Джокер покачал головой.
– Мы должны идти. Но благодарим за… за стихи и за то, что показали нам рисунки.
– Прекрасно. – Судя по голосу. Енот был огорчен тем, что от его гостеприимства отказались. – Тогда мы откроем лабиринт. Вам лучше идти направо. Право всегда право. Кроме тех случаев, конечно, когда право лево.
– Ты помнишь дорогу, Ник? – спросила Сова.
Шляп Ник любезно поклонился ей.
– Как дорогу в собственную шляпную лавку, Тилли.
Тилли покрутила головой – точь-в-точь, настоящая сова с огромными круглыми глазами.
– Твоя лавка, – сказала она без выражения, – на колесах.
– Не потеряйся, Шляп Ник, – предостерегла Лэйси-Лисичка.
– Не потеряй себя, Ник, – добавила Элси из-за своей маски Енота.
– Или кого-то еще, – прибавила Тилли с загадочным смешком. – Хочешь, нарисуем тебе карту лабиринта, пока ты не ушел?
Шляп Ник покачал головой.
– Я знаю дорогу.
Девочки кивнули и снова заговорили в один голос.
– Тогда прощай. До скорого. Добрый вечер. УБИТЬ придется одному. УБИТЫЙ головы лишится. Та будет УПРАВЛЯТЬ страной, а тот с УМОМ навек простится.
Кэт в ужасе зажмурилась, кровь в жилах заледенела. Хотелось поскорей убежать от них. Ей внезапно так же отчаянно захотелось унести отсюда ноги, как еще недавно хотелось сюда попасть.

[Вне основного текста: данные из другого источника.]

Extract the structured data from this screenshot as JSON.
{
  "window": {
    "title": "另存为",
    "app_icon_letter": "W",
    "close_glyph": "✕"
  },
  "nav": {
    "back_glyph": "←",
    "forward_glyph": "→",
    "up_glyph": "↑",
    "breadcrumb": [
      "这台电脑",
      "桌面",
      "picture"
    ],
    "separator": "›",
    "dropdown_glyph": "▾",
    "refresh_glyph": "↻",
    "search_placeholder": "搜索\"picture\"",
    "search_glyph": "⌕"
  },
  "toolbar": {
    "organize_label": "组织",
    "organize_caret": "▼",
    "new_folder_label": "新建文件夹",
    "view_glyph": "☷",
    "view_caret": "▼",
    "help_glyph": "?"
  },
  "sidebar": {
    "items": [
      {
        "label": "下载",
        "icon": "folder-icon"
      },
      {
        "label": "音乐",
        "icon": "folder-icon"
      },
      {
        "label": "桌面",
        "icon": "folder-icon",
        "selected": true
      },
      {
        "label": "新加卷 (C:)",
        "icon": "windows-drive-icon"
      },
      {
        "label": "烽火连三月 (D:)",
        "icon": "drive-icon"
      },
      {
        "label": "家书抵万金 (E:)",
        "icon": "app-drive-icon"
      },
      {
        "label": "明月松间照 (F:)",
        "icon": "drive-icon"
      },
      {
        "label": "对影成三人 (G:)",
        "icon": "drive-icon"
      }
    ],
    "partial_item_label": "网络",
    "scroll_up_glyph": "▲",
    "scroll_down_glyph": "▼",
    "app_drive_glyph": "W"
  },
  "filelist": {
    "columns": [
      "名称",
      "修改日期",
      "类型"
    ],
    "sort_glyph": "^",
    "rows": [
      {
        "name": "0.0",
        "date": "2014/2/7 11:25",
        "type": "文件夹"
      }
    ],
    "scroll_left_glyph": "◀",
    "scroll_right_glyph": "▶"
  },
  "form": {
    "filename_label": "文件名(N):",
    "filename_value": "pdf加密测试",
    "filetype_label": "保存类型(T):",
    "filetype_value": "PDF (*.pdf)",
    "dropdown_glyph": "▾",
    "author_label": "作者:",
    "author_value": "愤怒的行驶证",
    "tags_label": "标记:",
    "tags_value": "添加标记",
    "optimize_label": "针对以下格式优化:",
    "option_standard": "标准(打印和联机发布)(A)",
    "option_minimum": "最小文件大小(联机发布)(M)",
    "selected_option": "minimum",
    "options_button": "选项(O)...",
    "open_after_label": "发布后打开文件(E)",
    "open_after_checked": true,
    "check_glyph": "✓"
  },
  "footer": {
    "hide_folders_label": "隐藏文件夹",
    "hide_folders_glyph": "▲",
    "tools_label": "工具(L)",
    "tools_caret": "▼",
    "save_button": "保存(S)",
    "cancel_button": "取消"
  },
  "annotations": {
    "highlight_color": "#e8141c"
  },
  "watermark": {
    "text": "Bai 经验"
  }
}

Нащупав руку Джокера, она пожала ее и с облегчением ощутила ответное пожатие.
Потом Кэт услышала звяканье трех шутовских бубенцов. Удивленная, она открыла глаза, но девочек уже не было. На поляне стояла тишина. Ни ветерка, ни дуновения.
Стена с рисунками тоже исчезла, открыв вход в зеленый лабиринт со стенами из живых изгородей, в три раза выше Кэт.
Шляп Ник устало вздохнул.
– Спасибо, дорогуши. – В его голосе слышалась неподдельная благодарность и облегчение, как если бы он каждый раз не был уверен, откроют ему путь или будут терзать вечно. К входу в лабиринт он подходил совсем не таким упругим и бодрым шагом, как раньше. А когда поравнялся с Кэтрин, она услышала, что он бормочет себе под нос: «Если я все-таки спячу, мы все знаем, кого в этом винить».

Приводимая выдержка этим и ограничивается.